Shawna and Rick Neuner have been posting some of their properties on Airbnb since last summer. They had eight rented out at once during homecoming weekend, but Shawna says the pair can usually only manage four or five at a time. That’s how many they booked during the eclipse and during this year’s True/False Film Festival.
Starting out, the biggest hurdle for them was deciding to keep certain properties empty instead of having them on the market for more traditional leases. Once they decided to make the move, they also had upfront costs of furnishing the short-term units and paying for utilities.
They have seen some perks from their association with Airbnb.
“When it’s staged, it helps it rent faster,” Shawna says. “We find that the properties we’ve listed on Airbnb will get long-term rentals on it because it’s easier to see that space and what it’s going to look like going forward. It ends up being something where we do a lot of furniture moving from one property to another.”
But what about the properties that aren’t converted long-term rentals, those that haven’t gone through the city’s inspection protocols?
Well, there is no set protocol for short-term rental units registering in the city. Kottwitz says that the most the city can do when it becomes aware of a new short-term rental is to kindly ask the owners to be in compliance with city code.
“When people come to us and ask what they need to do to comply with city code, we often encourage those property owners to get their property registered and inspected as an act of good faith,” Kottwitz says. “Many have been happy to do that. We also realize we don’t have anything in our code that talks about this specifically. When there are people who don’t want to do it, we don’t have good standing to make them or take them to court for that.”
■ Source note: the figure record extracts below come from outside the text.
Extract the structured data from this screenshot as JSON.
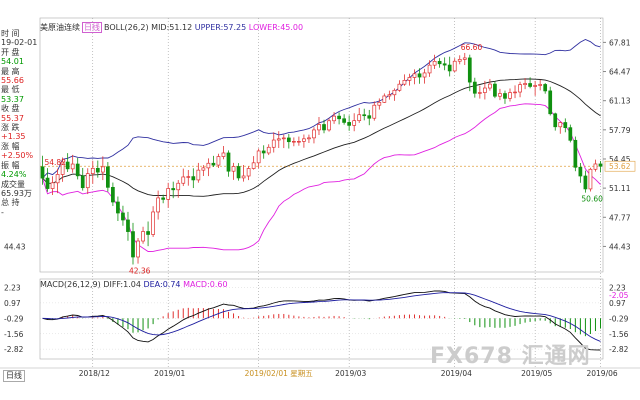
{
  "header": {
    "name": "美原油连续",
    "period": "日线",
    "boll_label": "BOLL(26,2)",
    "mid_label": "MID:51.12",
    "upper_label": "UPPER:57.25",
    "lower_label": "LOWER:45.00"
  },
  "macd_header": {
    "label": "MACD(26,12,9)",
    "diff_label": "DIFF:1.04",
    "dea_label": "DEA:0.74",
    "macd_label": "MACD:0.60"
  },
  "side_panel": [
    {
      "text": "时 间",
      "cls": "lbl"
    },
    {
      "text": "19-02-01",
      "cls": "lbl"
    },
    {
      "text": "开 盘",
      "cls": "lbl"
    },
    {
      "text": "54.01",
      "cls": "dn"
    },
    {
      "text": "最 高",
      "cls": "lbl"
    },
    {
      "text": "55.66",
      "cls": "up"
    },
    {
      "text": "最 低",
      "cls": "lbl"
    },
    {
      "text": "53.37",
      "cls": "dn"
    },
    {
      "text": "收 盘",
      "cls": "lbl"
    },
    {
      "text": "55.37",
      "cls": "up"
    },
    {
      "text": "涨 跌",
      "cls": "lbl"
    },
    {
      "text": "+1.35",
      "cls": "up"
    },
    {
      "text": "涨 幅",
      "cls": "lbl"
    },
    {
      "text": "+2.50%",
      "cls": "up"
    },
    {
      "text": "振 幅",
      "cls": "lbl"
    },
    {
      "text": "4.24%",
      "cls": "dn"
    },
    {
      "text": "成交量",
      "cls": "lbl"
    },
    {
      "text": "65.93万",
      "cls": "lbl"
    },
    {
      "text": "总 持",
      "cls": "lbl"
    },
    {
      "text": "-",
      "cls": "lbl"
    }
  ],
  "period_button": "日线",
  "watermark": "FX678 汇通网",
  "chart_data": [
    {
      "type": "candlestick",
      "ylim": [
        41.5,
        69.0
      ],
      "right_ticks": [
        67.81,
        64.47,
        61.13,
        57.79,
        54.45,
        51.11,
        47.77,
        44.43
      ],
      "left_ticks": [
        44.43
      ],
      "current_price_label": "53.62",
      "price_line": 53.62,
      "annotations": [
        {
          "text": "54.82",
          "index": 0,
          "value": 54.82
        },
        {
          "text": "42.36",
          "index": 18,
          "value": 42.36
        },
        {
          "text": "66.60",
          "index": 84,
          "value": 66.6
        },
        {
          "text": "50.60",
          "index": 108,
          "value": 50.6
        }
      ],
      "x_labels": [
        {
          "text": "2018/12",
          "index": 10
        },
        {
          "text": "2019/01",
          "index": 25
        },
        {
          "text": "2019/02/01 星期五",
          "index": 43
        },
        {
          "text": "2019/03",
          "index": 61
        },
        {
          "text": "2019/04",
          "index": 82
        },
        {
          "text": "2019/05",
          "index": 98
        },
        {
          "text": "2019/06",
          "index": 111
        }
      ],
      "series_boll": [
        "UPPER",
        "MID",
        "LOWER"
      ],
      "colors": {
        "up": "#e03030",
        "down": "#109010",
        "upper": "#3030a0",
        "mid": "#202020",
        "lower": "#e020e0",
        "price_line": "#e0a040"
      },
      "candles": [
        [
          53.55,
          54.82,
          51.5,
          52.26
        ],
        [
          52.26,
          53.4,
          50.7,
          51.06
        ],
        [
          51.06,
          52.47,
          50.32,
          51.72
        ],
        [
          51.72,
          53.34,
          50.54,
          52.68
        ],
        [
          52.68,
          54.62,
          51.83,
          54.1
        ],
        [
          54.1,
          55.12,
          52.96,
          53.32
        ],
        [
          53.32,
          54.92,
          52.87,
          53.87
        ],
        [
          53.87,
          54.57,
          52.11,
          52.52
        ],
        [
          52.52,
          53.42,
          50.83,
          51.16
        ],
        [
          51.16,
          53.39,
          50.43,
          52.77
        ],
        [
          52.77,
          54.25,
          51.6,
          53.38
        ],
        [
          53.38,
          54.27,
          52.31,
          52.95
        ],
        [
          52.95,
          54.75,
          52.03,
          53.55
        ],
        [
          53.55,
          54.1,
          50.71,
          51.2
        ],
        [
          51.2,
          51.75,
          49.06,
          49.52
        ],
        [
          49.52,
          50.15,
          47.35,
          48.26
        ],
        [
          48.26,
          49.09,
          46.8,
          47.46
        ],
        [
          47.46,
          48.39,
          45.08,
          46.13
        ],
        [
          46.13,
          47.13,
          42.36,
          43.22
        ],
        [
          43.22,
          45.4,
          42.46,
          45.05
        ],
        [
          45.05,
          46.68,
          44.74,
          46.14
        ],
        [
          46.14,
          47.28,
          44.47,
          45.8
        ],
        [
          45.8,
          49.04,
          45.51,
          48.38
        ],
        [
          48.38,
          50.83,
          47.51,
          49.99
        ],
        [
          49.99,
          50.36,
          49.38,
          49.82
        ],
        [
          49.82,
          51.72,
          48.85,
          51.07
        ],
        [
          51.07,
          51.85,
          49.96,
          50.92
        ],
        [
          50.92,
          52.04,
          50.0,
          51.67
        ],
        [
          51.67,
          53.35,
          51.35,
          52.39
        ],
        [
          52.39,
          53.19,
          51.39,
          52.43
        ],
        [
          52.43,
          53.38,
          51.12,
          52.05
        ],
        [
          52.05,
          54.0,
          51.73,
          53.17
        ],
        [
          53.17,
          53.75,
          52.5,
          53.43
        ],
        [
          53.43,
          54.52,
          52.49,
          53.96
        ],
        [
          53.96,
          54.81,
          53.53,
          53.75
        ],
        [
          53.75,
          55.05,
          53.41,
          54.73
        ],
        [
          54.73,
          55.94,
          54.42,
          55.14
        ],
        [
          55.14,
          55.43,
          52.42,
          53.05
        ],
        [
          53.05,
          54.01,
          52.06,
          53.59
        ],
        [
          53.59,
          53.98,
          51.97,
          52.28
        ],
        [
          52.28,
          53.76,
          51.85,
          52.5
        ],
        [
          52.5,
          53.62,
          52.03,
          53.36
        ],
        [
          53.36,
          54.78,
          53.23,
          54.01
        ],
        [
          54.01,
          55.66,
          53.37,
          55.37
        ],
        [
          55.37,
          56.02,
          54.48,
          55.14
        ],
        [
          55.14,
          56.14,
          54.9,
          55.79
        ],
        [
          55.79,
          57.5,
          55.19,
          56.62
        ],
        [
          56.62,
          57.64,
          55.71,
          56.76
        ],
        [
          56.76,
          57.22,
          55.7,
          56.86
        ],
        [
          56.86,
          57.32,
          55.65,
          56.43
        ],
        [
          56.43,
          56.92,
          55.91,
          56.47
        ],
        [
          56.47,
          57.02,
          55.97,
          56.47
        ],
        [
          56.47,
          57.25,
          55.74,
          56.76
        ],
        [
          56.76,
          57.24,
          56.28,
          56.87
        ],
        [
          56.87,
          58.08,
          56.24,
          57.78
        ],
        [
          57.78,
          59.26,
          57.2,
          58.4
        ],
        [
          58.4,
          58.95,
          57.4,
          57.78
        ],
        [
          57.78,
          59.1,
          57.59,
          58.83
        ],
        [
          58.83,
          59.82,
          58.47,
          59.36
        ],
        [
          59.36,
          59.79,
          58.41,
          59.06
        ],
        [
          59.06,
          59.58,
          58.38,
          58.64
        ],
        [
          58.64,
          59.44,
          57.68,
          58.3
        ],
        [
          58.3,
          59.69,
          57.63,
          58.84
        ],
        [
          58.84,
          60.3,
          58.58,
          59.52
        ],
        [
          59.52,
          60.21,
          58.88,
          59.41
        ],
        [
          59.41,
          60.07,
          58.32,
          59.12
        ],
        [
          59.12,
          61.05,
          58.84,
          60.61
        ],
        [
          60.61,
          61.39,
          60.11,
          60.94
        ],
        [
          60.94,
          61.96,
          60.88,
          61.67
        ],
        [
          61.67,
          62.28,
          61.25,
          61.81
        ],
        [
          61.81,
          62.54,
          61.11,
          62.32
        ],
        [
          62.32,
          63.47,
          62.15,
          63.02
        ],
        [
          63.02,
          64.14,
          62.83,
          63.46
        ],
        [
          63.46,
          64.22,
          62.85,
          63.79
        ],
        [
          63.79,
          64.72,
          63.02,
          64.21
        ],
        [
          64.21,
          64.84,
          63.07,
          63.84
        ],
        [
          63.84,
          64.77,
          63.09,
          64.31
        ],
        [
          64.31,
          65.76,
          63.86,
          65.2
        ],
        [
          65.2,
          66.39,
          64.76,
          65.64
        ],
        [
          65.64,
          66.01,
          64.91,
          65.36
        ],
        [
          65.36,
          66.09,
          64.62,
          65.21
        ],
        [
          65.21,
          66.17,
          63.91,
          64.54
        ],
        [
          64.54,
          66.0,
          64.4,
          65.65
        ],
        [
          65.65,
          66.33,
          65.3,
          65.86
        ],
        [
          65.86,
          66.6,
          65.22,
          66.03
        ],
        [
          66.03,
          66.4,
          62.22,
          63.26
        ],
        [
          63.26,
          63.76,
          61.48,
          61.98
        ],
        [
          61.98,
          62.84,
          61.37,
          62.06
        ],
        [
          62.06,
          63.4,
          61.27,
          62.58
        ],
        [
          62.58,
          63.62,
          62.28,
          63.03
        ],
        [
          63.03,
          63.34,
          61.43,
          61.64
        ],
        [
          61.64,
          62.49,
          61.19,
          61.95
        ],
        [
          61.95,
          62.28,
          60.77,
          61.4
        ],
        [
          61.4,
          62.53,
          61.03,
          62.06
        ],
        [
          62.06,
          62.88,
          61.43,
          62.12
        ],
        [
          62.12,
          63.3,
          61.53,
          62.97
        ],
        [
          62.97,
          63.72,
          62.45,
          63.1
        ],
        [
          63.1,
          63.81,
          62.55,
          62.76
        ],
        [
          62.76,
          63.39,
          61.69,
          62.87
        ],
        [
          62.87,
          63.53,
          62.31,
          62.99
        ],
        [
          62.99,
          63.16,
          61.93,
          62.25
        ],
        [
          62.25,
          62.73,
          59.43,
          59.63
        ],
        [
          59.63,
          59.76,
          57.7,
          58.14
        ],
        [
          58.14,
          58.73,
          57.34,
          58.63
        ],
        [
          58.63,
          59.1,
          57.51,
          58.04
        ],
        [
          58.04,
          58.39,
          56.35,
          56.59
        ],
        [
          56.59,
          57.02,
          53.05,
          53.5
        ],
        [
          53.5,
          53.99,
          51.72,
          52.5
        ],
        [
          52.5,
          53.11,
          50.6,
          51.02
        ],
        [
          51.02,
          53.45,
          50.72,
          53.27
        ],
        [
          53.27,
          54.38,
          53.0,
          53.88
        ],
        [
          53.88,
          54.22,
          52.91,
          53.62
        ]
      ]
    },
    {
      "type": "macd",
      "ylim": [
        -3.3,
        2.6
      ],
      "right_ticks": [
        2.23,
        0.97,
        -0.29,
        -1.56,
        -2.82
      ],
      "left_ticks": [
        2.23,
        0.97,
        -0.29,
        -1.56,
        -2.82
      ],
      "right_extra_label": "-2.05",
      "colors": {
        "diff": "#101010",
        "dea": "#2020a0",
        "hist_up": "#e03030",
        "hist_down": "#109010"
      }
    }
  ]
}
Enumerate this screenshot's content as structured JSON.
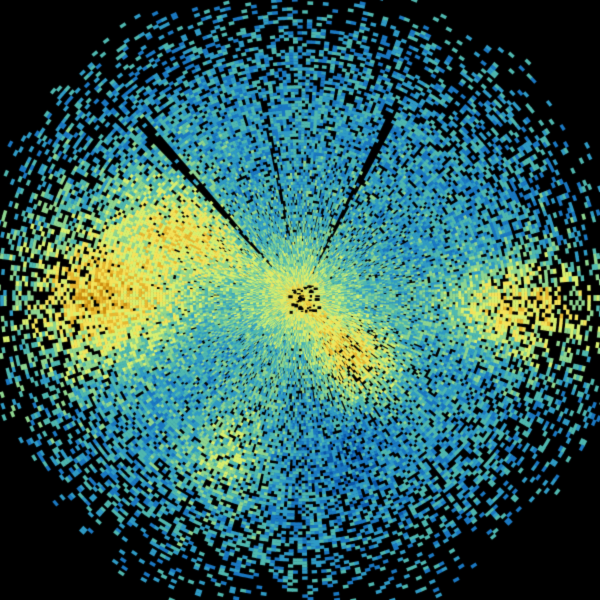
{
  "image": {
    "kind": "radar-ppi-scan",
    "background_color": "#000000",
    "palette": [
      "#0a55a8",
      "#1a78c2",
      "#2f9bc6",
      "#4fb8b0",
      "#8fd690",
      "#d8f070",
      "#f4e35a",
      "#e8b830",
      "#cf9010",
      "#b86a00",
      "#8a2a00"
    ]
  }
}
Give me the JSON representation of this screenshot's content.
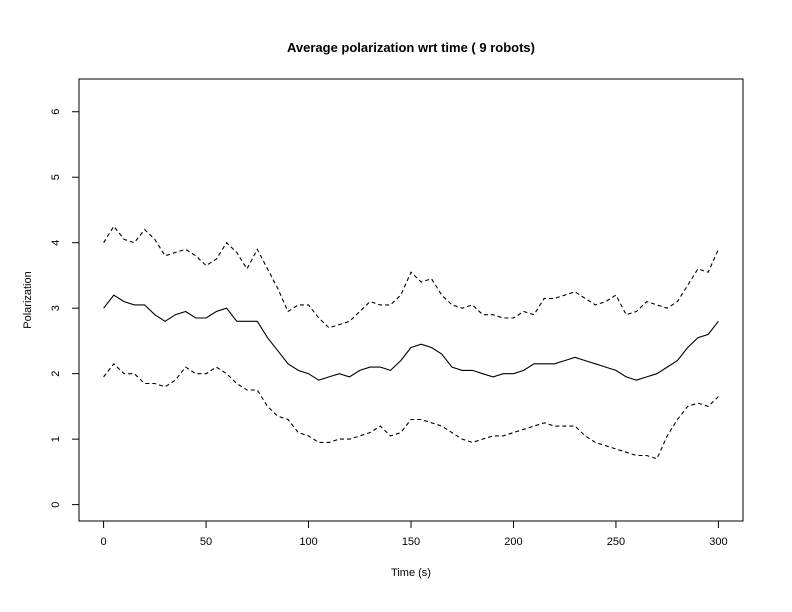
{
  "chart_data": {
    "type": "line",
    "title": "Average polarization wrt time ( 9 robots)",
    "xlabel": "Time (s)",
    "ylabel": "Polarization",
    "xlim": [
      -12,
      312
    ],
    "ylim": [
      -0.25,
      6.5
    ],
    "xticks": [
      0,
      50,
      100,
      150,
      200,
      250,
      300
    ],
    "yticks": [
      0,
      1,
      2,
      3,
      4,
      5,
      6
    ],
    "grid": false,
    "legend": "none",
    "x": [
      0,
      5,
      10,
      15,
      20,
      25,
      30,
      35,
      40,
      45,
      50,
      55,
      60,
      65,
      70,
      75,
      80,
      85,
      90,
      95,
      100,
      105,
      110,
      115,
      120,
      125,
      130,
      135,
      140,
      145,
      150,
      155,
      160,
      165,
      170,
      175,
      180,
      185,
      190,
      195,
      200,
      205,
      210,
      215,
      220,
      225,
      230,
      235,
      240,
      245,
      250,
      255,
      260,
      265,
      270,
      275,
      280,
      285,
      290,
      295,
      300
    ],
    "series": [
      {
        "line_style": "dashed",
        "values": [
          4.0,
          4.25,
          4.05,
          4.0,
          4.2,
          4.05,
          3.8,
          3.85,
          3.9,
          3.8,
          3.65,
          3.75,
          4.0,
          3.85,
          3.6,
          3.9,
          3.6,
          3.3,
          2.95,
          3.05,
          3.05,
          2.85,
          2.7,
          2.75,
          2.8,
          2.95,
          3.1,
          3.05,
          3.05,
          3.2,
          3.55,
          3.4,
          3.45,
          3.2,
          3.05,
          3.0,
          3.05,
          2.9,
          2.9,
          2.85,
          2.85,
          2.95,
          2.9,
          3.15,
          3.15,
          3.2,
          3.25,
          3.15,
          3.05,
          3.1,
          3.2,
          2.9,
          2.95,
          3.1,
          3.05,
          3.0,
          3.1,
          3.35,
          3.6,
          3.55,
          3.9
        ]
      },
      {
        "line_style": "solid",
        "values": [
          3.0,
          3.2,
          3.1,
          3.05,
          3.05,
          2.9,
          2.8,
          2.9,
          2.95,
          2.85,
          2.85,
          2.95,
          3.0,
          2.8,
          2.8,
          2.8,
          2.55,
          2.35,
          2.15,
          2.05,
          2.0,
          1.9,
          1.95,
          2.0,
          1.95,
          2.05,
          2.1,
          2.1,
          2.05,
          2.2,
          2.4,
          2.45,
          2.4,
          2.3,
          2.1,
          2.05,
          2.05,
          2.0,
          1.95,
          2.0,
          2.0,
          2.05,
          2.15,
          2.15,
          2.15,
          2.2,
          2.25,
          2.2,
          2.15,
          2.1,
          2.05,
          1.95,
          1.9,
          1.95,
          2.0,
          2.1,
          2.2,
          2.4,
          2.55,
          2.6,
          2.8
        ]
      },
      {
        "line_style": "dashed",
        "values": [
          1.95,
          2.15,
          2.0,
          2.0,
          1.85,
          1.85,
          1.8,
          1.9,
          2.1,
          2.0,
          2.0,
          2.1,
          2.0,
          1.85,
          1.75,
          1.75,
          1.5,
          1.35,
          1.3,
          1.1,
          1.05,
          0.95,
          0.95,
          1.0,
          1.0,
          1.05,
          1.1,
          1.2,
          1.05,
          1.1,
          1.3,
          1.3,
          1.25,
          1.2,
          1.1,
          1.0,
          0.95,
          1.0,
          1.05,
          1.05,
          1.1,
          1.15,
          1.2,
          1.25,
          1.2,
          1.2,
          1.2,
          1.05,
          0.95,
          0.9,
          0.85,
          0.8,
          0.75,
          0.75,
          0.7,
          1.05,
          1.3,
          1.5,
          1.55,
          1.5,
          1.65
        ]
      }
    ]
  }
}
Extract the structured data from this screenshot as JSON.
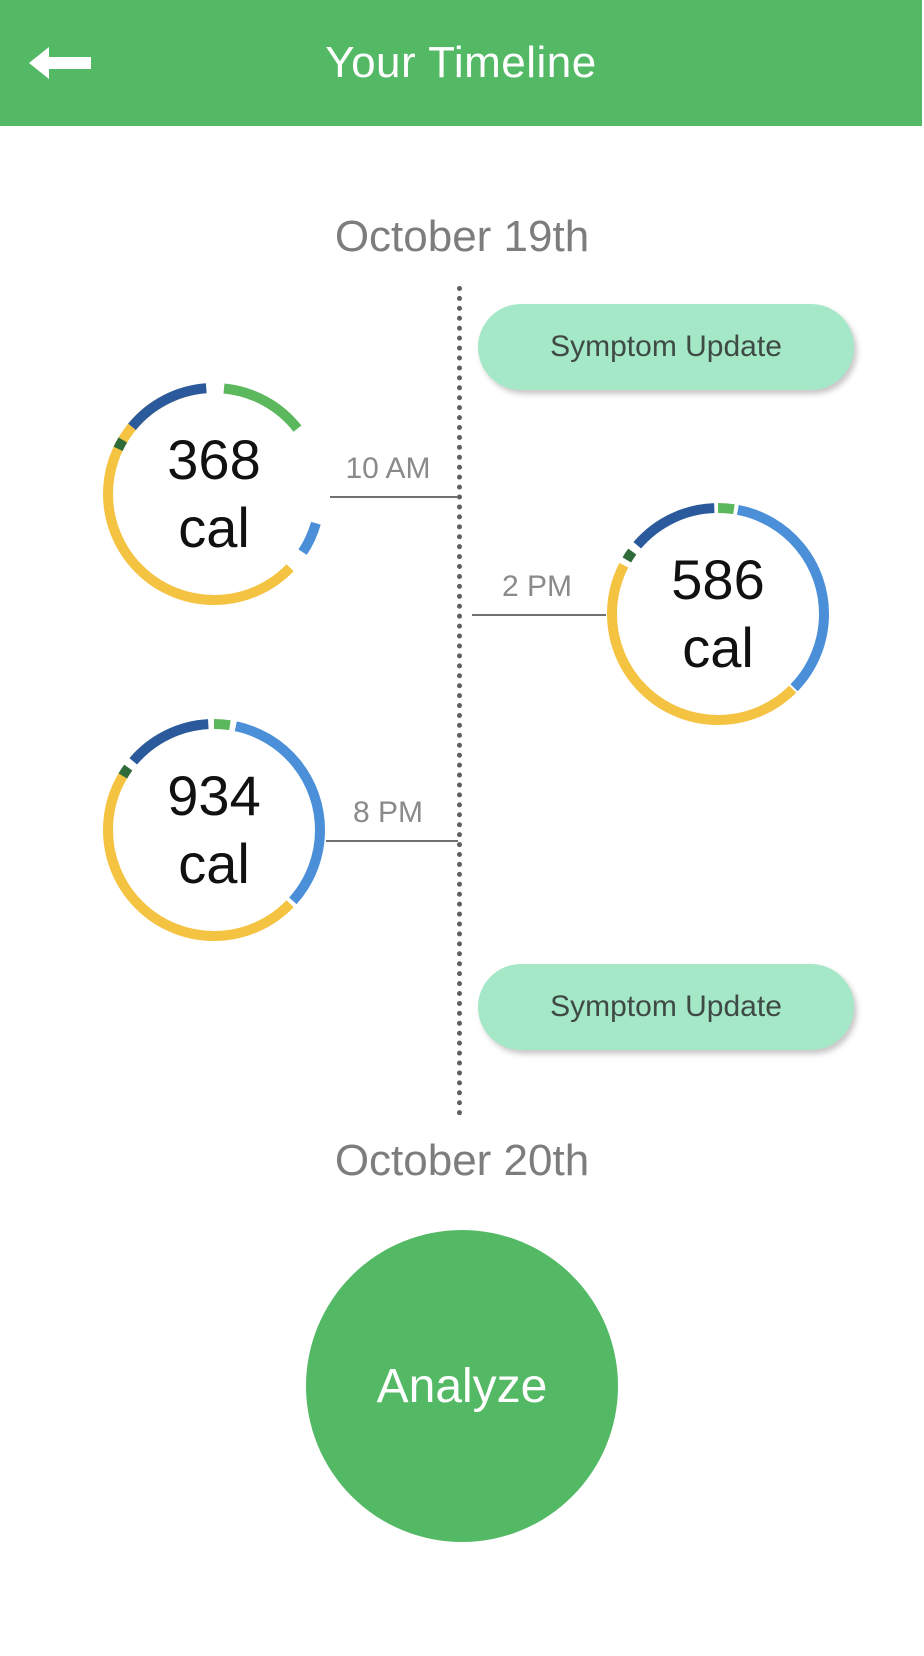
{
  "header": {
    "title": "Your Timeline",
    "back_icon": "arrow-left-icon"
  },
  "timeline": {
    "start_date": "October 19th",
    "end_date": "October 20th",
    "entries": [
      {
        "type": "symptom",
        "label": "Symptom Update"
      },
      {
        "type": "meal",
        "time": "10 AM",
        "calories": "368",
        "unit": "cal"
      },
      {
        "type": "meal",
        "time": "2 PM",
        "calories": "586",
        "unit": "cal"
      },
      {
        "type": "meal",
        "time": "8 PM",
        "calories": "934",
        "unit": "cal"
      },
      {
        "type": "symptom",
        "label": "Symptom Update"
      }
    ]
  },
  "actions": {
    "analyze_label": "Analyze"
  },
  "colors": {
    "brand_green": "#53b965",
    "symptom_pill": "#a4e8c7",
    "ring_yellow": "#f5c342",
    "ring_light_blue": "#4a8fd8",
    "ring_dark_blue": "#2a5a9c",
    "ring_green": "#5cb85c",
    "ring_dark_green": "#2f6b3a"
  }
}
Even if the city were to normalize the process for registering and inspecting short-term rental properties, there’s no guarantee it would catch them all. You can comb Airbnb listings for addresses, but that wouldn’t capture those listed on other vacation rental sites, of which there are currently around 35, according to Farnen. Not to mention even more informal arrangements: A friend comes into town, stays a night and leaves $50 on your kitchen counter. Does that make your place a short-term rental unit?
For now, it’s one of the many unanswered questions the city is grappling with concerning a real estate trend not many envisioned. A lot can change in three years.
“I get the sense that the city is really trying to understand the whole issue and figure out what, exactly, they do need to address it and how to be the most equitable to all parties,” Shawna says. “They want to make sure that, if people are staying in a home, that it’s safe. And they want to get their tax money. How do you stay on top of it?”